The paper on GM fed pigs states that they tried to have as much control as possible of the growing conditions and that they used random allocation to the two feeding treatments. I have no problems with the paper up to this point.

When doing research it is good manners to state one’s expectations before the start of the trial. Doing this provides the experimenter with guidance about how to proceed with the evaluation of the experiment:

  1. What are the characteristics under study? Both the response variables (in the past called ‘dependent variables’) and the predictors (old name ‘independent variables’).
  2. What is the magnitude of the differences between groups that we would consider practically significant? Put another way, what would be the size of the difference that one would care about? For example, if we have two groups of pigs and the difference on weight between them is 1 g (0.035 ounces for people with funny units), who cares? If the difference was 5 kg (11 pounds, funny units again) then, perhaps, we are in to something.
  3. What level of statistical significance we consider appropriate? Even if we assume that truly there is no difference between the two diets, we would expect to see small differences between the two groups just by chance. Big differences are more unlikely. It is common in research to state that a difference is statistically significant if the probability of observing the difference is smaller than, say, 0.05 (or 1 in 20). There is nothing sacred about the number but just a convention.

By this stage one would expect a researcher to state one or more hypotheses to be tested. For example, ‘I expect that the GM diet will increase [condition here] by [number here] percent’. One can run an experiment ignoring ‘good manners’, but (and this is a big but) an informed reader will become suspicious if suddenly one starts testing hypotheses like there is no tomorrow. Why? Because if one conducts too many tests one is bound to find statistically significant results even when there are none.

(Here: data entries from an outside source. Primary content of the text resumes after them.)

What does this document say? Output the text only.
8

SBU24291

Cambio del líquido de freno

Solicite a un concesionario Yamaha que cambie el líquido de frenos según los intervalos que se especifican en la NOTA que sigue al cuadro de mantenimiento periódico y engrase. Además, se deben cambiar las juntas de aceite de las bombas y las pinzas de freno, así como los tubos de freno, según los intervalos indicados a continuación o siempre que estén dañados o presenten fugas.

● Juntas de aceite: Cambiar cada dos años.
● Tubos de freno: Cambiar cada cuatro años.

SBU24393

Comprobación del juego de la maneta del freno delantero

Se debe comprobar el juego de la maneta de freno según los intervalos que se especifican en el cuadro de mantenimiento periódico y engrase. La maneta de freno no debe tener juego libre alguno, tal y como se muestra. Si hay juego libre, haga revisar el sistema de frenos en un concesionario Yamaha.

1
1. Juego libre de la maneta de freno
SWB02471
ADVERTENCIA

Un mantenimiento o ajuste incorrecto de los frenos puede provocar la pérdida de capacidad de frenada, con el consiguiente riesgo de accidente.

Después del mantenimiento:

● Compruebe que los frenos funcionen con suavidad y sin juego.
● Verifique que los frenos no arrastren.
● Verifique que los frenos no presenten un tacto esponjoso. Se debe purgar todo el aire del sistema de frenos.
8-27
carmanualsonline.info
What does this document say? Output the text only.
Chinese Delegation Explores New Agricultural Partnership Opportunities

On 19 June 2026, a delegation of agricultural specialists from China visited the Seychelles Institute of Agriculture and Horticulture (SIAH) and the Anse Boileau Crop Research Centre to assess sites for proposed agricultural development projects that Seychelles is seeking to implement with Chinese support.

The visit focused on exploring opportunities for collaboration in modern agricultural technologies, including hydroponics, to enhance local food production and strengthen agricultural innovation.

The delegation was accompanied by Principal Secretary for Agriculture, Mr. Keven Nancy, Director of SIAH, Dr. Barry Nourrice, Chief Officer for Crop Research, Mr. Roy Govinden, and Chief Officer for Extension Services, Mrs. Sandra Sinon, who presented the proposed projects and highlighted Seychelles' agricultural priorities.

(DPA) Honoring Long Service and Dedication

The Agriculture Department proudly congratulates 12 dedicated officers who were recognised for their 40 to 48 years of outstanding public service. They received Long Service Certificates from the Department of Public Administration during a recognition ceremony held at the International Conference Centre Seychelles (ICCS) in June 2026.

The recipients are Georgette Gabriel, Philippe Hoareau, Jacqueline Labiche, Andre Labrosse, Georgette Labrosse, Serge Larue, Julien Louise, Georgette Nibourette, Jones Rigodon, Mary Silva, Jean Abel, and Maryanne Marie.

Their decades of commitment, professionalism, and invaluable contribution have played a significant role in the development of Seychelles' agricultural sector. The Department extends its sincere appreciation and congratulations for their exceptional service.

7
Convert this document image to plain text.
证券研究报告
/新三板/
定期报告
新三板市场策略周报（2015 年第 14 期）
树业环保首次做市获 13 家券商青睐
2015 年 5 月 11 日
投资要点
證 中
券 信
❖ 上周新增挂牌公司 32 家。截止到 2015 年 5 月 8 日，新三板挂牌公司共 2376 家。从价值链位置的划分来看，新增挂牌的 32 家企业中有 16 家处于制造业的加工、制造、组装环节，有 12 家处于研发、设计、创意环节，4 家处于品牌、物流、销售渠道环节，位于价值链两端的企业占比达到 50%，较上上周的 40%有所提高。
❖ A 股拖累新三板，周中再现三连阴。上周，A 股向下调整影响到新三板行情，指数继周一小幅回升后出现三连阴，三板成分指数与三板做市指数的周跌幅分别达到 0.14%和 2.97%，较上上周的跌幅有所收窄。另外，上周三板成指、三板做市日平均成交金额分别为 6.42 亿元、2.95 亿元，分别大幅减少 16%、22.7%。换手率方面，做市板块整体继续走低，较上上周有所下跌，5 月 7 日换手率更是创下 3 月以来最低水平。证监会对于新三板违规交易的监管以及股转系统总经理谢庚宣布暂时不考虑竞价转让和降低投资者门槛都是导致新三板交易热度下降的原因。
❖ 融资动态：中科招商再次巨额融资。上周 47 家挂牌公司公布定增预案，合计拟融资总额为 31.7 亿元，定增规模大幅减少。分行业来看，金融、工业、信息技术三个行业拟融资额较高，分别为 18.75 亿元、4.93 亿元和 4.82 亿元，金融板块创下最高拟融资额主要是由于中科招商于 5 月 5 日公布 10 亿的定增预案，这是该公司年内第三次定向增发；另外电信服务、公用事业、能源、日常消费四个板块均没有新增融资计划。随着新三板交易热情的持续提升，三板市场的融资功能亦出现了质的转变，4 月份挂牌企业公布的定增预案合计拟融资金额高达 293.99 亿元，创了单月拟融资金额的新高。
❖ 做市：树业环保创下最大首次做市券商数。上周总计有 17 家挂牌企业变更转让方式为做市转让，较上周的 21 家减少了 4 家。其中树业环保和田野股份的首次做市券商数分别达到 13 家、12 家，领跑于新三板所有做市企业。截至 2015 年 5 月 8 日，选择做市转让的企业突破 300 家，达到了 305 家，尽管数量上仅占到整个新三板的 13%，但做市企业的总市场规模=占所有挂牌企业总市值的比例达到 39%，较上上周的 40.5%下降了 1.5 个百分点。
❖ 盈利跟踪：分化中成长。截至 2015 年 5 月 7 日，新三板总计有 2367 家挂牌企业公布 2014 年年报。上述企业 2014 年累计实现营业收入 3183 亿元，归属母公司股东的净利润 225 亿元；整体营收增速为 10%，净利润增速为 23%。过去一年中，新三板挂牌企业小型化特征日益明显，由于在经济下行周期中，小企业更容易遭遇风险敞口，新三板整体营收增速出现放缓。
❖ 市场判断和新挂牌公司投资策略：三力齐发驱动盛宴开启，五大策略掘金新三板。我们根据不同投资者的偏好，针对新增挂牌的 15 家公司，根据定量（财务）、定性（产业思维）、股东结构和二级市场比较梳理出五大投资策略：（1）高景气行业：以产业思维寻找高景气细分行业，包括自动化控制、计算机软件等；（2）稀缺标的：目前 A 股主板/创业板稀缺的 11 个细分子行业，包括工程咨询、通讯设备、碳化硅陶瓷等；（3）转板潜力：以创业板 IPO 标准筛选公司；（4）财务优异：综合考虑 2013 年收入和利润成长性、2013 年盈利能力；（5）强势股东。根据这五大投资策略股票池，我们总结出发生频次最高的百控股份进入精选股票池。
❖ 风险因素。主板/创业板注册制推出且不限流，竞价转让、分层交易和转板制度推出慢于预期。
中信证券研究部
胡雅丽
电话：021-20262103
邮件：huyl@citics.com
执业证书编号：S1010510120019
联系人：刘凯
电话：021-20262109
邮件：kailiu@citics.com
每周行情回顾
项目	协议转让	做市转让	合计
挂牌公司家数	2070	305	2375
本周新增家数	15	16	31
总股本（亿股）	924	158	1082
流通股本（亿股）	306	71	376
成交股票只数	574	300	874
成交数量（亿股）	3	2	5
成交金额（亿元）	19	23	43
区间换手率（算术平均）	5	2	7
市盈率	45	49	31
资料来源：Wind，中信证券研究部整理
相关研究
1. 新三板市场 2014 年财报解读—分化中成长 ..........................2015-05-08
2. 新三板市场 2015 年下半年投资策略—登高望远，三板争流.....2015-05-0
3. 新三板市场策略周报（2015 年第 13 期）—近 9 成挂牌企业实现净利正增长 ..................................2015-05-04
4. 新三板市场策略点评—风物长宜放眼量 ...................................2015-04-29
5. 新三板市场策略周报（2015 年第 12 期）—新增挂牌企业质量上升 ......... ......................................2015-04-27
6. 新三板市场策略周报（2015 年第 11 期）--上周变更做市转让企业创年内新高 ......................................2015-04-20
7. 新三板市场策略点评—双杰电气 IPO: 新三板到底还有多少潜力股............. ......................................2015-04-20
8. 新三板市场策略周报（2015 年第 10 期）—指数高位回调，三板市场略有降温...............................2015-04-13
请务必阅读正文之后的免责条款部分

The comic below presents a brief example with jelly beans assuming that we claim significance for an event occurring with probability 0.05 (1 in 20) or less. Notice that the scientists use 20 colors of jelly beans and find that green ones ’cause’ acne. Running so many tests—without adjusting down the probability of the event that we would call significant, so p needs to be much smaller than 0.05 to be significant—results in wrong conclusions.

XKCD explaining significance (click for original, larger version). p refers to the probability of observing that result if jelly beans have no effect on acne.

XKCD explaining significance (click for original, larger version).

In the pig paper there are 8 tests in Table 2, 18 (or 15 with some value) in Table 3, 8 in Table 4 and 17 in Table 5 for a total of 49 (or 46 with some testable values). In fact one would expect to find a couple of significant results (at 0.05 or 1 in 20) by chance even if there are absolutely no differences in reality.

Add to this that many of the tests are unnecessary, because they are performing the wrong type of analysis. For example, there are four separate analyses for stomach inflammation; however, the analysis ignores the type of variable one is testing as I point out in a previous post.

This is why, if I were Monsanto, I would use the paper as evidence supporting the idea that there is no difference between the two diets:

  1. the paper was ‘independent’ (although the authors have a clear anti-GM bias) and
  2. when running proper analyses (accounting for the type of variable and the number of tests that one is running) no difference is statistically significant.

P.S. 2013-06-21. 15:38 NZST A footnote about data availability: it is becoming increasingly common to make both the data and code used to analyze the data available when publishing (part of Open Science). I would expect that a paper that is making bold claims that could have policy implications would provide those, which does not happens in this case. However, the publication does include part of the data in results Tables 3 & 4, in the counts of pigs under different classes of inflammation.